Join the SDF Public Access UNIX System today!
(Score: 0) by Anonymous Coward on Tuesday April 14 2015, @06:29PM
I am well aware that it is very taboo to mention this, but the phrase "NSA crimes" should be scrubbed from the tabloid summary unless one can elucidate what these crimes are. I do want to point out proactively that copy-and-pasting the 4th Amendment scores you negative points unless you can explain it within the context of judicial decisions over the last 50 years (in other words, demonstrating your lack of understanding of the law does not make something is illegal).
(Score: 3, Insightful) by Anal Pumpernickel on Wednesday April 15 2015, @12:19AM
Judges can't change the constitution, and their interpretations are often wrong. I know it's popular to believe that courts are always right, but that sort of thinking is paradoxical (How could courts overrule past court decisions, then? Did reality magically change in that amount of time?) and indicates that one cannot distinguish reality from legal fictions. When the courts mess it up, as they often do, it's up to The People to somehow fix the situation.
Anyone who bothers to read the fourth amendment and understand its spirit will see that the NSA's mass surveillance is unconstitutional. Authoritarians find this inconvenient, however, so they ignore it.

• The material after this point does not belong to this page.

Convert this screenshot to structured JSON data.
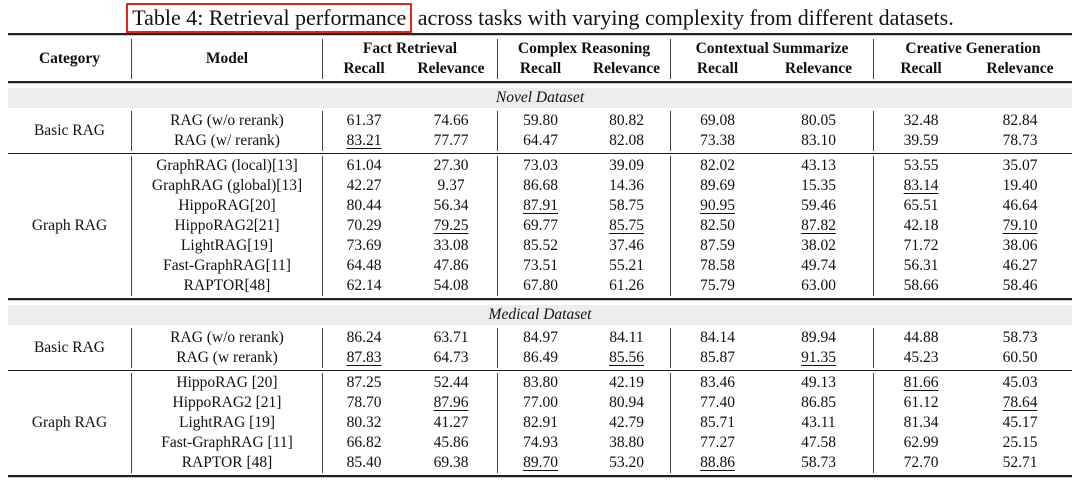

(Score: 1) by Fauxlosopher on Wednesday April 15 2015, @12:52AM
Funny, your viewpoint on this matter seems to use the exact logic as mine, but our views are opposed. Perhaps the difference is that I am aware that people acting under authority of government yet without the provision of delegated authority of the governed via law are literal criminals?
Governments' Authority [soylentnews.org]
Authority's Limits [soylentnews.org]
If action is taken without delegated authority, then government agents' mere actions are outside the law, aka criminal.